The rally commemorated the hunger strikes at the Maze prison
John McSparran is head of the County Antrim Board responsible for Casement Park, where Sunday's rally was held.
Unionists and the SDLP criticised it, while the GAA's Central Council in Dublin decided it would break rules about staging political events.
Dr McSparran said the Croke Park body's decision came too close to the rally.
"The decision was taken within two weeks of the rally going to happen," he said.
"We raised this issue with Central Council as far back as February and we are upset that it took so long for the decision to come out."
He said political parties in the Irish Republic held events on GAA premises, "yet an event which is described as non-political by its organisers causes so much controversy on a wider basis".
Thousands of republican supporters and former prisoners gathered at the rally, commemorating the deaths of 10 IRA and INLA inmates in the 1981 protest over political status at the Maze prison in County Antrim.
The DUP's Gregory Campbell told the BBC's Talkback programme that sports facilities which have received public money should not be used for political purposes.
The Northern Ireland Sports Council has asked for an urgent meeting with the Antrim board to discuss the controversy.

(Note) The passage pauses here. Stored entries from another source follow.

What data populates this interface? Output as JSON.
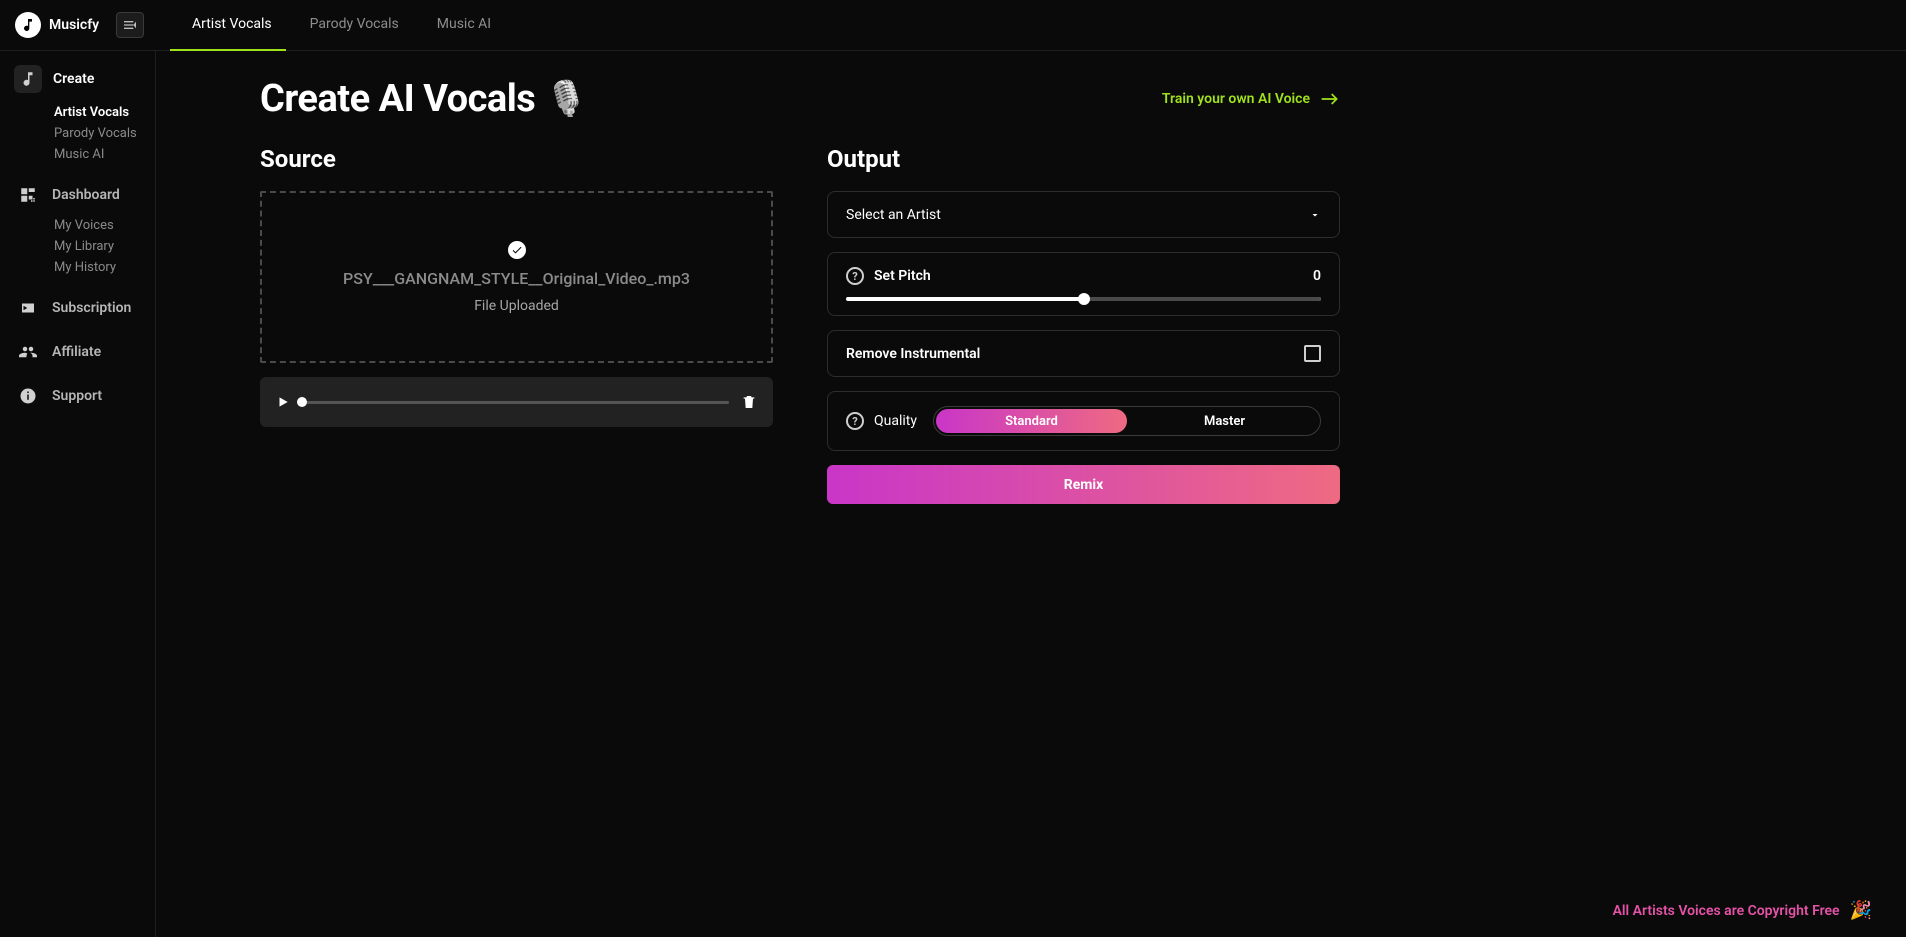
{
  "brand": "Musicfy",
  "topTabs": [
    "Artist Vocals",
    "Parody Vocals",
    "Music AI"
  ],
  "activeTopTab": 0,
  "sidebar": {
    "create": {
      "title": "Create",
      "items": [
        "Artist Vocals",
        "Parody Vocals",
        "Music AI"
      ],
      "activeIndex": 0
    },
    "dashboard": {
      "title": "Dashboard",
      "items": [
        "My Voices",
        "My Library",
        "My History"
      ]
    },
    "subscription": "Subscription",
    "affiliate": "Affiliate",
    "support": "Support"
  },
  "page": {
    "title": "Create AI Vocals",
    "trainLink": "Train your own AI Voice",
    "sourceHeading": "Source",
    "outputHeading": "Output",
    "uploadedFile": "PSY___GANGNAM_STYLE__Original_Video_.mp3",
    "fileStatus": "File Uploaded",
    "selectArtist": "Select an Artist",
    "setPitch": "Set Pitch",
    "pitchValue": "0",
    "removeInstrumental": "Remove Instrumental",
    "quality": "Quality",
    "qualityOptions": [
      "Standard",
      "Master"
    ],
    "remix": "Remix",
    "copyrightNote": "All Artists Voices are Copyright Free"
  }
}
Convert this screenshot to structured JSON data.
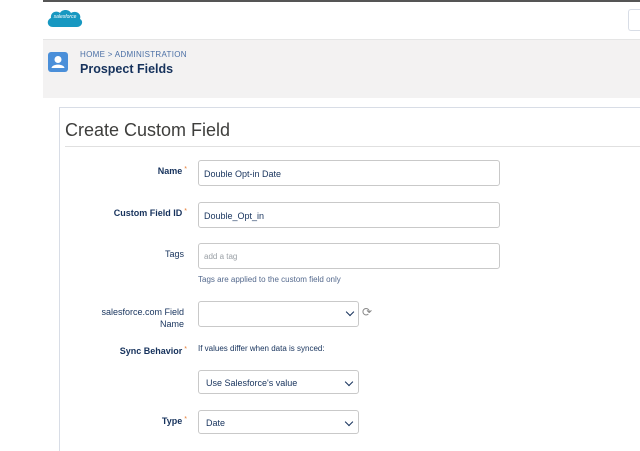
{
  "brand": {
    "logo_text": "salesforce"
  },
  "header": {
    "breadcrumb": "HOME > ADMINISTRATION",
    "title": "Prospect Fields"
  },
  "form": {
    "title": "Create Custom Field",
    "name": {
      "label": "Name",
      "value": "Double Opt-in Date"
    },
    "custom_field_id": {
      "label": "Custom Field ID",
      "value": "Double_Opt_in"
    },
    "tags": {
      "label": "Tags",
      "placeholder": "add a tag",
      "help": "Tags are applied to the custom field only"
    },
    "sf_field": {
      "label_line1": "salesforce.com Field",
      "label_line2": "Name",
      "value": ""
    },
    "sync_behavior": {
      "label": "Sync Behavior",
      "help": "If values differ when data is synced:",
      "value": "Use Salesforce's value"
    },
    "type": {
      "label": "Type",
      "value": "Date"
    }
  },
  "icons": {
    "refresh": "refresh-icon",
    "user": "contact-icon"
  },
  "colors": {
    "accent": "#4a8fd9",
    "required": "#e8803a"
  }
}
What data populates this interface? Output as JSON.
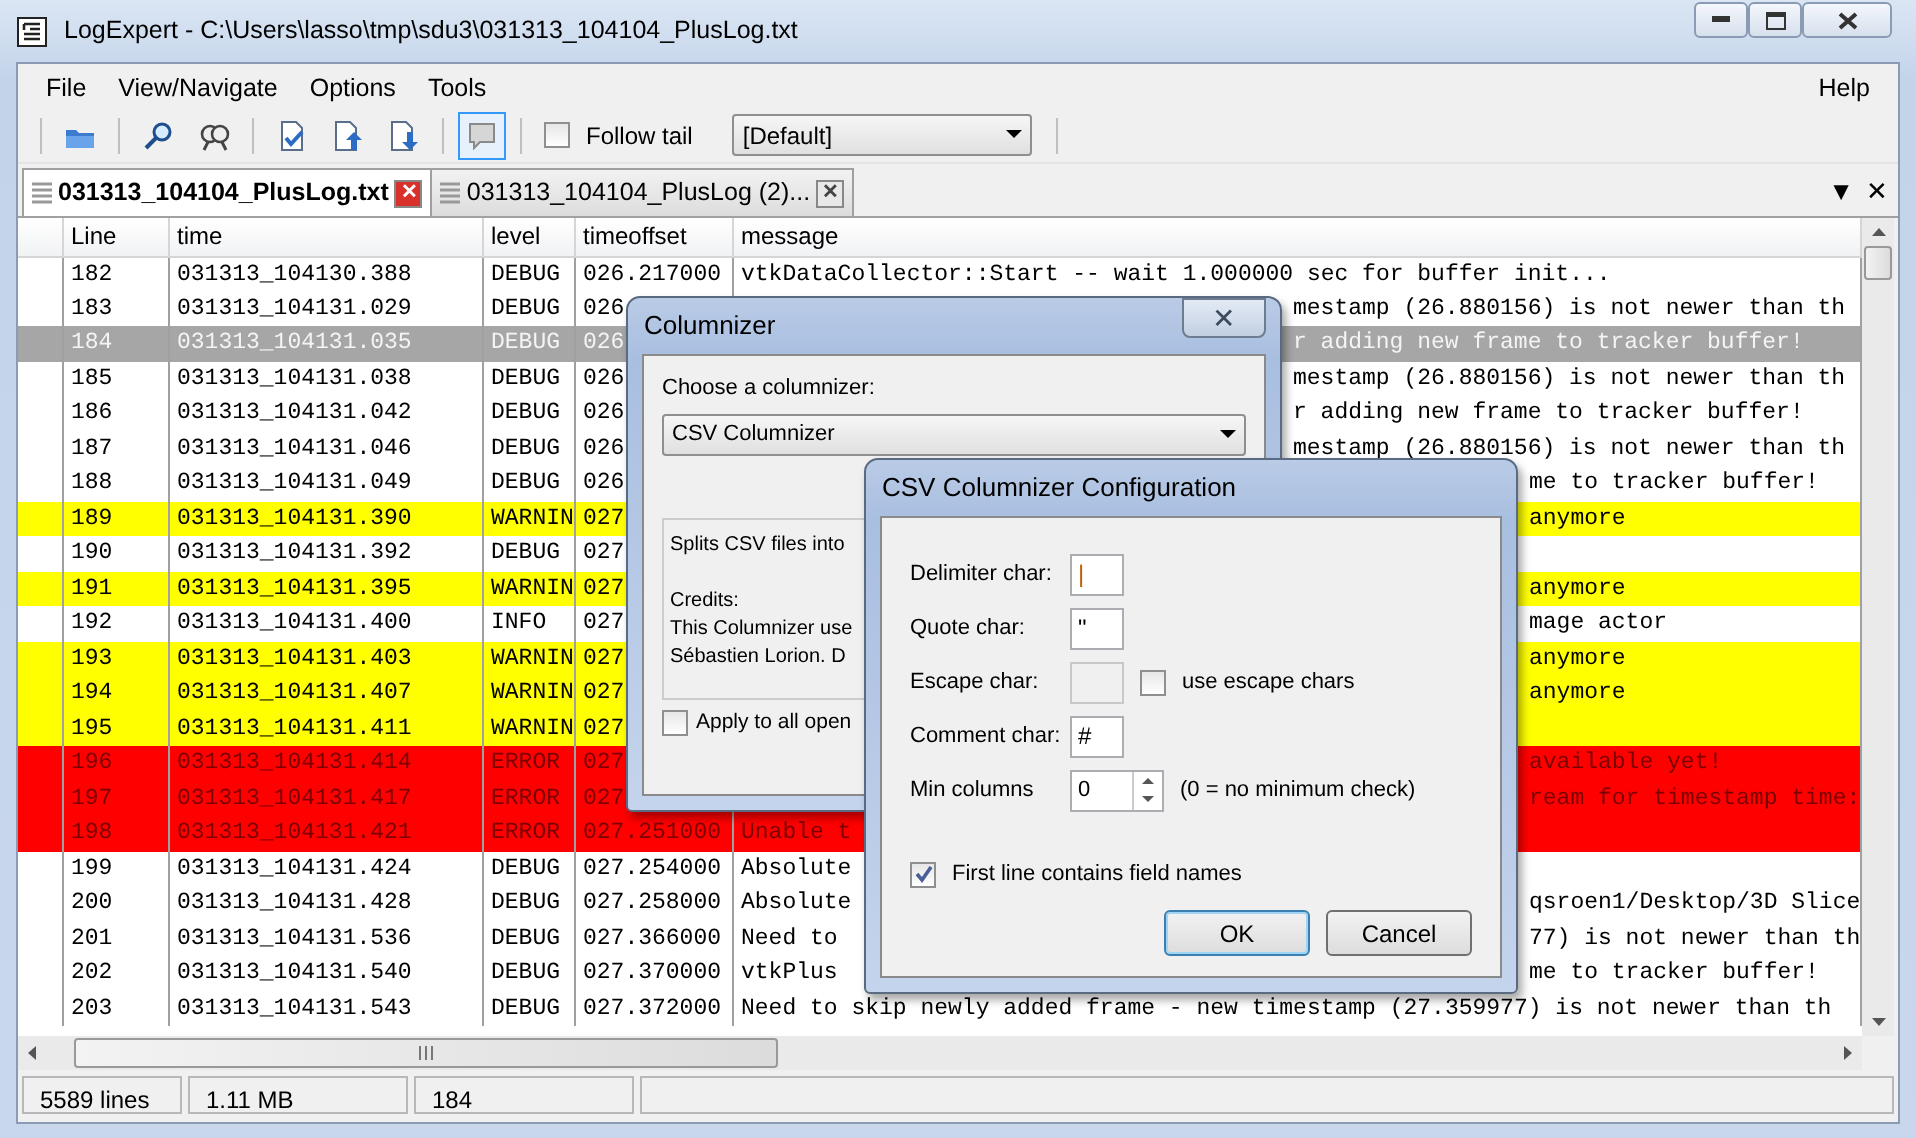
{
  "window": {
    "title": "LogExpert - C:\\Users\\lasso\\tmp\\sdu3\\031313_104104_PlusLog.txt"
  },
  "menu": {
    "items": [
      {
        "label": "File"
      },
      {
        "label": "View/Navigate"
      },
      {
        "label": "Options"
      },
      {
        "label": "Tools"
      }
    ],
    "right_items": [
      {
        "label": "Help"
      }
    ]
  },
  "toolbar": {
    "buttons": [
      {
        "selected": false
      },
      {
        "selected": false
      },
      {
        "selected": false
      },
      {
        "selected": false
      },
      {
        "selected": false
      },
      {
        "selected": false
      },
      {
        "selected": true
      }
    ],
    "follow_tail": {
      "label": "Follow tail",
      "checked": false
    },
    "filter_select": {
      "value": "[Default]"
    }
  },
  "tabs": [
    {
      "label": "031313_104104_PlusLog.txt",
      "selected": true,
      "close": "✕"
    },
    {
      "label": "031313_104104_PlusLog  (2)...",
      "selected": false,
      "close": "✕"
    }
  ],
  "tab_strip_controls": [
    "▼",
    "✕"
  ],
  "table": {
    "columns": [
      "Line",
      "time",
      "level",
      "timeoffset",
      "message"
    ],
    "rows": [
      {
        "line": "182",
        "time": "031313_104130.388",
        "level": "DEBUG",
        "timeoffset": "026.217000",
        "message": "vtkDataCollector::Start -- wait 1.000000 sec for buffer init...",
        "color": "#ffffff",
        "selected": false
      },
      {
        "line": "183",
        "time": "031313_104131.029",
        "level": "DEBUG",
        "timeoffset": "026",
        "message_right": "mestamp (26.880156) is not newer than th",
        "color": "#ffffff",
        "selected": false
      },
      {
        "line": "184",
        "time": "031313_104131.035",
        "level": "DEBUG",
        "timeoffset": "026",
        "message_right": "r adding new frame to tracker buffer!",
        "selected": true
      },
      {
        "line": "185",
        "time": "031313_104131.038",
        "level": "DEBUG",
        "timeoffset": "026",
        "message_right": "mestamp (26.880156) is not newer than th",
        "color": "#ffffff",
        "selected": false
      },
      {
        "line": "186",
        "time": "031313_104131.042",
        "level": "DEBUG",
        "timeoffset": "026",
        "message_right": "r adding new frame to tracker buffer!",
        "color": "#ffffff",
        "selected": false
      },
      {
        "line": "187",
        "time": "031313_104131.046",
        "level": "DEBUG",
        "timeoffset": "026",
        "message_right": "mestamp (26.880156) is not newer than th",
        "color": "#ffffff",
        "selected": false
      },
      {
        "line": "188",
        "time": "031313_104131.049",
        "level": "DEBUG",
        "timeoffset": "026",
        "message_right": "me to tracker buffer!",
        "color": "#ffffff",
        "selected": false
      },
      {
        "line": "189",
        "time": "031313_104131.390",
        "level": "WARNIN",
        "timeoffset": "027",
        "message_right": "anymore",
        "color": "#ffff00",
        "selected": false
      },
      {
        "line": "190",
        "time": "031313_104131.392",
        "level": "DEBUG",
        "timeoffset": "027",
        "color": "#ffffff",
        "selected": false
      },
      {
        "line": "191",
        "time": "031313_104131.395",
        "level": "WARNIN",
        "timeoffset": "027",
        "message_right": "anymore",
        "color": "#ffff00",
        "selected": false
      },
      {
        "line": "192",
        "time": "031313_104131.400",
        "level": "INFO",
        "timeoffset": "027",
        "message_right": "mage actor",
        "color": "#ffffff",
        "selected": false
      },
      {
        "line": "193",
        "time": "031313_104131.403",
        "level": "WARNIN",
        "timeoffset": "027",
        "message_right": "anymore",
        "color": "#ffff00",
        "selected": false
      },
      {
        "line": "194",
        "time": "031313_104131.407",
        "level": "WARNIN",
        "timeoffset": "027",
        "message_right": "anymore",
        "color": "#ffff00",
        "selected": false
      },
      {
        "line": "195",
        "time": "031313_104131.411",
        "level": "WARNIN",
        "timeoffset": "027",
        "color": "#ffff00",
        "selected": false
      },
      {
        "line": "196",
        "time": "031313_104131.414",
        "level": "ERROR",
        "timeoffset": "027",
        "message_right": "available yet!",
        "color": "#ff0000",
        "selected": false
      },
      {
        "line": "197",
        "time": "031313_104131.417",
        "level": "ERROR",
        "timeoffset": "027",
        "message_right": "ream for timestamp time:",
        "color": "#ff0000",
        "selected": false
      },
      {
        "line": "198",
        "time": "031313_104131.421",
        "level": "ERROR",
        "timeoffset": "027.251000",
        "message": "Unable t",
        "color": "#ff0000",
        "selected": false
      },
      {
        "line": "199",
        "time": "031313_104131.424",
        "level": "DEBUG",
        "timeoffset": "027.254000",
        "message": "Absolute",
        "color": "#ffffff",
        "selected": false
      },
      {
        "line": "200",
        "time": "031313_104131.428",
        "level": "DEBUG",
        "timeoffset": "027.258000",
        "message": "Absolute",
        "message_right": "qsroen1/Desktop/3D Slice",
        "color": "#ffffff",
        "selected": false
      },
      {
        "line": "201",
        "time": "031313_104131.536",
        "level": "DEBUG",
        "timeoffset": "027.366000",
        "message": "Need to",
        "message_right": "77) is not newer than th",
        "color": "#ffffff",
        "selected": false
      },
      {
        "line": "202",
        "time": "031313_104131.540",
        "level": "DEBUG",
        "timeoffset": "027.370000",
        "message": "vtkPlus",
        "message_right": "me to tracker buffer!",
        "color": "#ffffff",
        "selected": false
      },
      {
        "line": "203",
        "time": "031313_104131.543",
        "level": "DEBUG",
        "timeoffset": "027.372000",
        "message": "Need to skip newly added frame - new timestamp (27.359977) is not newer than th",
        "color": "#ffffff",
        "selected": false
      }
    ]
  },
  "status_bar": [
    "5589 lines",
    "1.11 MB",
    "184"
  ],
  "columnizer_dialog": {
    "title": "Columnizer",
    "close": "✕",
    "prompt": "Choose a columnizer:",
    "selected_value": "CSV Columnizer",
    "description": {
      "summary": "Splits CSV files into",
      "credits": [
        "Credits:",
        "This Columnizer use",
        "Sébastien Lorion. D"
      ]
    },
    "apply_all": {
      "label": "Apply to all open",
      "checked": false
    }
  },
  "csv_dialog": {
    "title": "CSV Columnizer Configuration",
    "fields": [
      {
        "kind": "text",
        "label": "Delimiter char:",
        "value": "|",
        "disabled": false
      },
      {
        "kind": "text",
        "label": "Quote char:",
        "value": "\"",
        "disabled": false
      },
      {
        "kind": "text",
        "label": "Escape char:",
        "disabled": true,
        "checkbox": {
          "label": "use escape chars",
          "checked": false
        }
      },
      {
        "kind": "text",
        "label": "Comment char:",
        "value": "#",
        "disabled": false
      },
      {
        "kind": "spinner",
        "label": "Min columns",
        "value": "0",
        "disabled": false,
        "note": "(0 = no minimum check)"
      }
    ],
    "first_line": {
      "label": "First line contains field names",
      "checked": true
    },
    "buttons": [
      {
        "label": "OK",
        "default": true
      },
      {
        "label": "Cancel",
        "default": false
      }
    ]
  }
}
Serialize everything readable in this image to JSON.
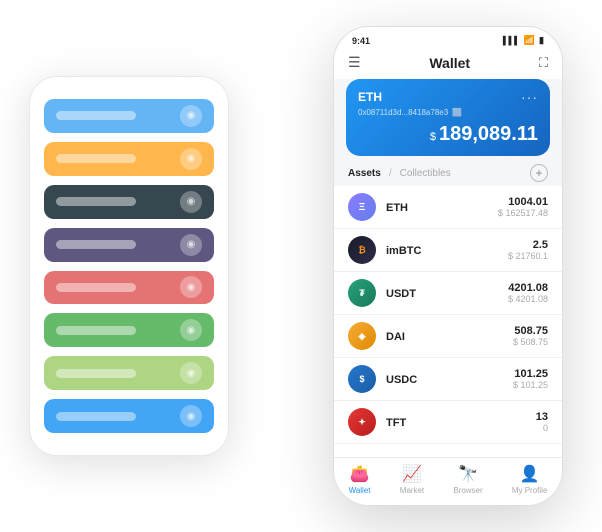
{
  "backPhone": {
    "cards": [
      {
        "color": "#64b5f6",
        "iconLabel": "◻"
      },
      {
        "color": "#ffb74d",
        "iconLabel": "◻"
      },
      {
        "color": "#37474f",
        "iconLabel": "◻"
      },
      {
        "color": "#5e5880",
        "iconLabel": "◻"
      },
      {
        "color": "#e57373",
        "iconLabel": "◻"
      },
      {
        "color": "#66bb6a",
        "iconLabel": "◻"
      },
      {
        "color": "#aed581",
        "iconLabel": "◻"
      },
      {
        "color": "#42a5f5",
        "iconLabel": "◻"
      }
    ]
  },
  "frontPhone": {
    "statusBar": {
      "time": "9:41",
      "signal": "▌▌▌",
      "wifi": "WiFi",
      "battery": "🔋"
    },
    "header": {
      "menuIcon": "☰",
      "title": "Wallet",
      "expandIcon": "⛶"
    },
    "ethCard": {
      "label": "ETH",
      "dots": "···",
      "address": "0x08711d3d...8418a78e3",
      "copyIcon": "⬜",
      "currencySymbol": "$",
      "balance": "189,089.11"
    },
    "assetsSection": {
      "tabActive": "Assets",
      "separator": "/",
      "tabInactive": "Collectibles",
      "addIcon": "+"
    },
    "assets": [
      {
        "name": "ETH",
        "logo": "Ξ",
        "logoClass": "eth-logo-circle",
        "balance": "1004.01",
        "usd": "$ 162517.48"
      },
      {
        "name": "imBTC",
        "logo": "₿",
        "logoClass": "imbtc-logo",
        "balance": "2.5",
        "usd": "$ 21760.1"
      },
      {
        "name": "USDT",
        "logo": "₮",
        "logoClass": "usdt-logo",
        "balance": "4201.08",
        "usd": "$ 4201.08"
      },
      {
        "name": "DAI",
        "logo": "◈",
        "logoClass": "dai-logo",
        "balance": "508.75",
        "usd": "$ 508.75"
      },
      {
        "name": "USDC",
        "logo": "$",
        "logoClass": "usdc-logo",
        "balance": "101.25",
        "usd": "$ 101.25"
      },
      {
        "name": "TFT",
        "logo": "✦",
        "logoClass": "tft-logo",
        "balance": "13",
        "usd": "0"
      }
    ],
    "bottomNav": [
      {
        "icon": "👛",
        "label": "Wallet",
        "active": true
      },
      {
        "icon": "📈",
        "label": "Market",
        "active": false
      },
      {
        "icon": "🔭",
        "label": "Browser",
        "active": false
      },
      {
        "icon": "👤",
        "label": "My Profile",
        "active": false
      }
    ]
  }
}
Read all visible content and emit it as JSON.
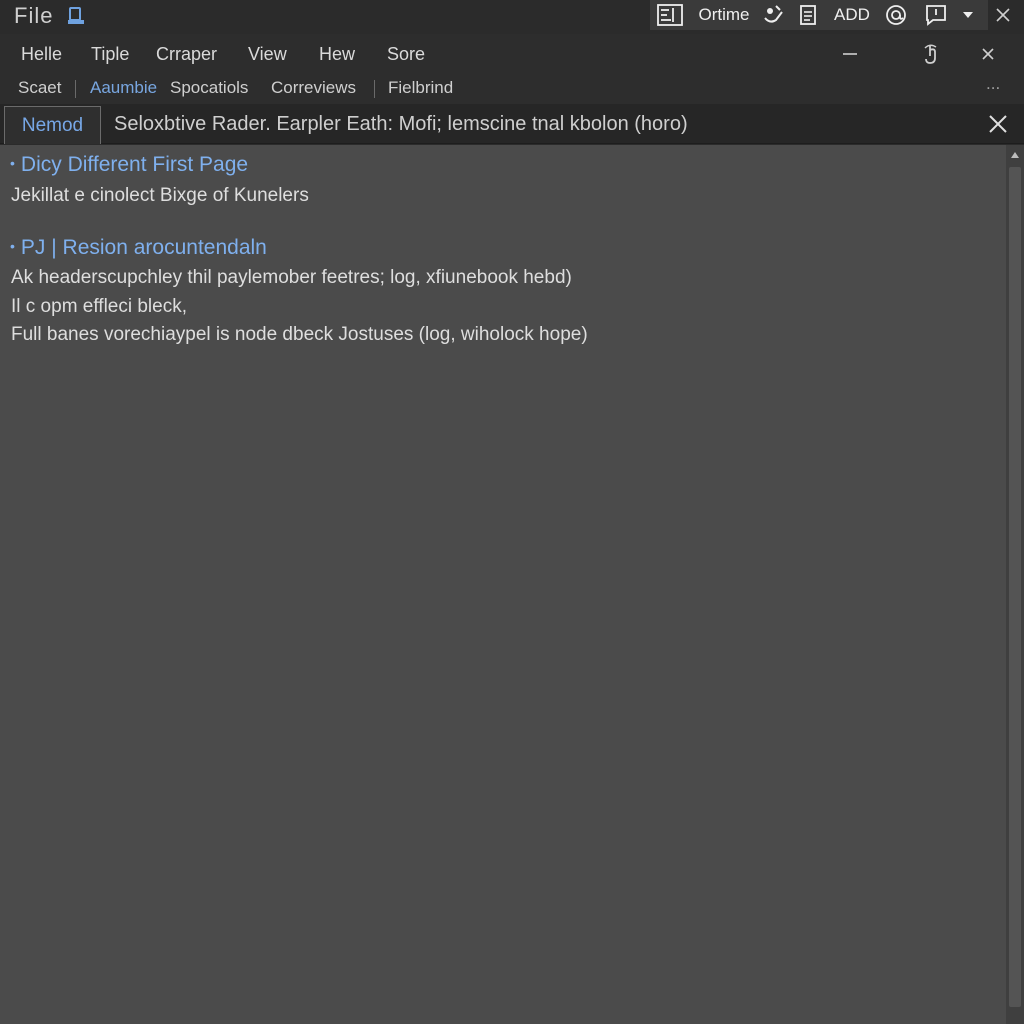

The GAA has received £800,000 in lottery funding, which is distributed by the council.
'Fact of history'
Dr McSparran said the hunger strike was a "fact of history" and it was "important for a large proportion of our population that they commemorate it".
"Whether or not you like it is another matter," he said.
"Members of the GAA are entitled to hold whatever political affiliations they wish, as is the case with rugby, which in this part of the world is deemed to be more predominantly from the unionist community.
"I am quite certain that there are Orangemen who are members of rugby clubs as well, but no-one is out branding rugby as being sectarian.
"Therefore, if we happen to have republicans who are also members of the association, I don't think that means the GAA should be bashed because of that."
The DUP said the rally was an attempt to "politicise" sport, while the SDLP said the GAA had been "used and abused" by Sinn Fein.
However, Dr McSparran said he was tired of "certain politicians trying to make political gain by bashing the association again and again over this particular issue".